Dose range finding test - Revertant colony counts obtained

Test concentration µ/plate	S9 mix	Reverse mutation (number of colonies/plate)
		Bose pair exchange type		Frame shift type
		TA 100	TA 1535	TA 98	TA 1537	TA 1538
Solvent control	-	58	5	18	9	10
Test item, 10000	-	218	19	49	3	13
Test item, 1000	-	271	17	102	29	173
Test item, 100	-	87	6	48	9	65
Test item, 10	-	79	14	28	9	21
Solvent control	+	72	4	9	5	9
Test item, 10000	+	203	5	127	38	35
Test item, 1000	+	297	23	93	32	178
Test item, 100	+	132	16	61	17	99
Test item, 10	+	71	6	15	10	26

WP2 uvrA was not tested because strain failed to grow on day of test

Applicant's summary and conclusion

Conclusions:

Test item showed evidence of strong mutagenic potential when tested in the bacterial system.

Executive summary:

Microbial metabolic activation test was conducted to assess the potential mutagenic effect of the test item, using Salmonella typhimurium TA 1535, TA 1537, TA 1538, TA 100 and TA 98 strains and Escherichia coli WP2 uvrA strain. The experiments were performed using similar methods to those described in HRC protocol MCB 104 adopting modifications found in 'On concrete techniques for the mutagenicity test using micro-organisms' issued by the Japanese Ministry of Labour.

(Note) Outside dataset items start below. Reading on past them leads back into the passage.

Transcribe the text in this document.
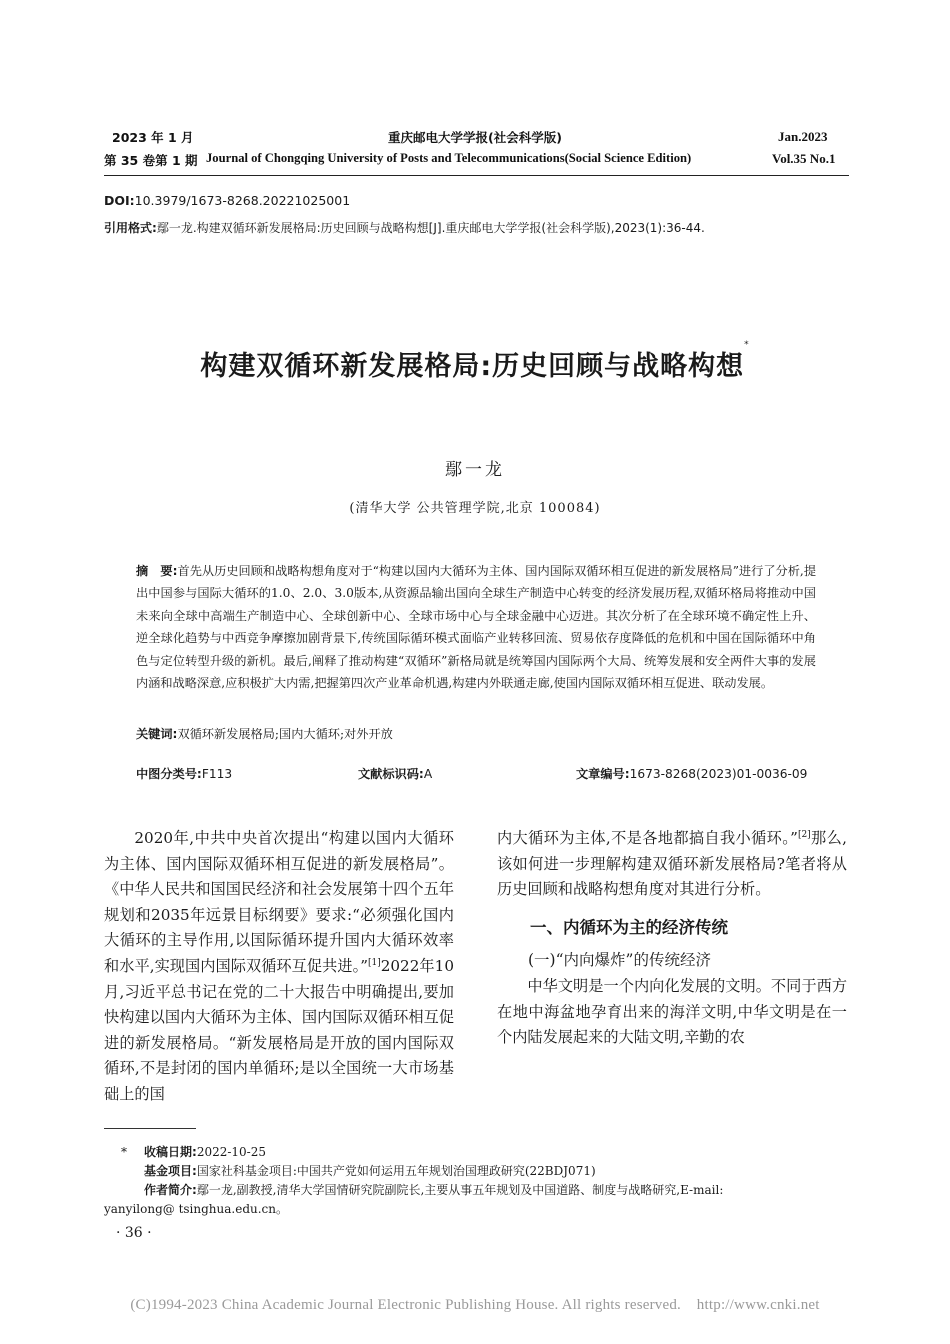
2023 年 1 月	重庆邮电大学学报(社会科学版)	Jan.2023
第 35 卷第 1 期 Journal of Chongqing University of Posts and Telecommunications(Social Science Edition)	Vol.35 No.1
DOI:10.3979/1673-8268.20221025001
引用格式:鄢一龙.构建双循环新发展格局:历史回顾与战略构想[J].重庆邮电大学学报(社会科学版),2023(1):36-44.
构建双循环新发展格局:历史回顾与战略构想*
鄢一龙
(清华大学 公共管理学院,北京 100084)
摘　要:首先从历史回顾和战略构想角度对于“构建以国内大循环为主体、国内国际双循环相互促进的新发展格局”进行了分析,提出中国参与国际大循环的1.0、2.0、3.0版本,从资源品输出国向全球生产制造中心转变的经济发展历程,双循环格局将推动中国未来向全球中高端生产制造中心、全球创新中心、全球市场中心与全球金融中心迈进。其次分析了在全球环境不确定性上升、逆全球化趋势与中西竞争摩擦加剧背景下,传统国际循环模式面临产业转移回流、贸易依存度降低的危机和中国在国际循环中角色与定位转型升级的新机。最后,阐释了推动构建“双循环”新格局就是统筹国内国际两个大局、统筹发展和安全两件大事的发展内涵和战略深意,应积极扩大内需,把握第四次产业革命机遇,构建内外联通走廊,使国内国际双循环相互促进、联动发展。
关键词:双循环新发展格局;国内大循环;对外开放
中图分类号:F113	文献标识码:A	文章编号:1673-8268(2023)01-0036-09

2020年,中共中央首次提出“构建以国内大循环为主体、国内国际双循环相互促进的新发展格局”。《中华人民共和国国民经济和社会发展第十四个五年规划和2035年远景目标纲要》要求:“必须强化国内大循环的主导作用,以国际循环提升国内大循环效率和水平,实现国内国际双循环互促共进。”[1]2022年10月,习近平总书记在党的二十大报告中明确提出,要加快构建以国内大循环为主体、国内国际双循环相互促进的新发展格局。“新发展格局是开放的国内国际双循环,不是封闭的国内单循环;是以全国统一大市场基础上的国

内大循环为主体,不是各地都搞自我小循环。”[2]那么,该如何进一步理解构建双循环新发展格局?笔者将从历史回顾和战略构想角度对其进行分析。

一、内循环为主的经济传统

(一)“内向爆炸”的传统经济

中华文明是一个内向化发展的文明。不同于西方在地中海盆地孕育出来的海洋文明,中华文明是在一个内陆发展起来的大陆文明,辛勤的农

* 收稿日期:2022-10-25
基金项目:国家社科基金项目:中国共产党如何运用五年规划治国理政研究(22BDJ071)
作者简介:鄢一龙,副教授,清华大学国情研究院副院长,主要从事五年规划及中国道路、制度与战略研究,E-mail:
yanyilong@ tsinghua.edu.cn。
· 36 ·
(C)1994-2023 China Academic Journal Electronic Publishing House. All rights reserved.    http://www.cnki.net
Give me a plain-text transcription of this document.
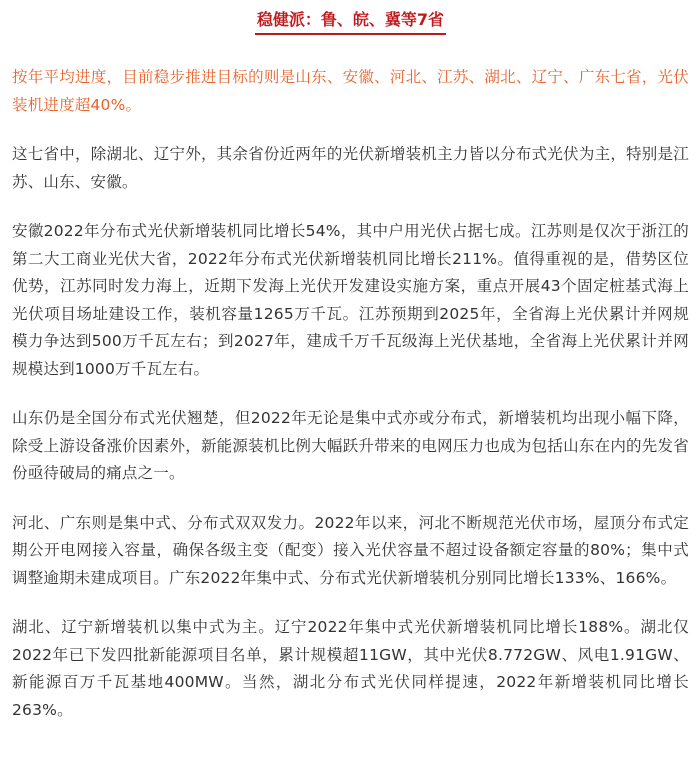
稳健派：鲁、皖、冀等7省

按年平均进度，目前稳步推进目标的则是山东、安徽、河北、江苏、湖北、辽宁、广东七省，光伏装机进度超40%。

这七省中，除湖北、辽宁外，其余省份近两年的光伏新增装机主力皆以分布式光伏为主，特别是江苏、山东、安徽。

安徽2022年分布式光伏新增装机同比增长54%，其中户用光伏占据七成。江苏则是仅次于浙江的第二大工商业光伏大省，2022年分布式光伏新增装机同比增长211%。值得重视的是，借势区位优势，江苏同时发力海上，近期下发海上光伏开发建设实施方案，重点开展43个固定桩基式海上光伏项目场址建设工作，装机容量1265万千瓦。江苏预期到2025年，全省海上光伏累计并网规模力争达到500万千瓦左右；到2027年，建成千万千瓦级海上光伏基地，全省海上光伏累计并网规模达到1000万千瓦左右。

山东仍是全国分布式光伏翘楚，但2022年无论是集中式亦或分布式，新增装机均出现小幅下降，除受上游设备涨价因素外，新能源装机比例大幅跃升带来的电网压力也成为包括山东在内的先发省份亟待破局的痛点之一。

河北、广东则是集中式、分布式双双发力。2022年以来，河北不断规范光伏市场，屋顶分布式定期公开电网接入容量，确保各级主变（配变）接入光伏容量不超过设备额定容量的80%；集中式调整逾期未建成项目。广东2022年集中式、分布式光伏新增装机分别同比增长133%、166%。

湖北、辽宁新增装机以集中式为主。辽宁2022年集中式光伏新增装机同比增长188%。湖北仅2022年已下发四批新能源项目名单，累计规模超11GW，其中光伏8.772GW、风电1.91GW、新能源百万千瓦基地400MW。当然，湖北分布式光伏同样提速，2022年新增装机同比增长263%。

Dimethylsulphoxide was used as solvent. The substance was tested at concentrations of 0 (solvent), 50, 100, 500, 1000, 5000 and 10000 µg/plate. Adequate positive controls were also assayed.

With all five tester strains of S. typhimurium, test item, both in the presence and absence of liver microsomal fraction, provoked large dose related increases in revertant colony numbers.

With tester strain E. coli WP2 uvrA, test item did not produce any substantial increases in revertant colony numbers.

Conclusion

Test item showed evidence of strong mutagenic potential when tested in the bacterial system.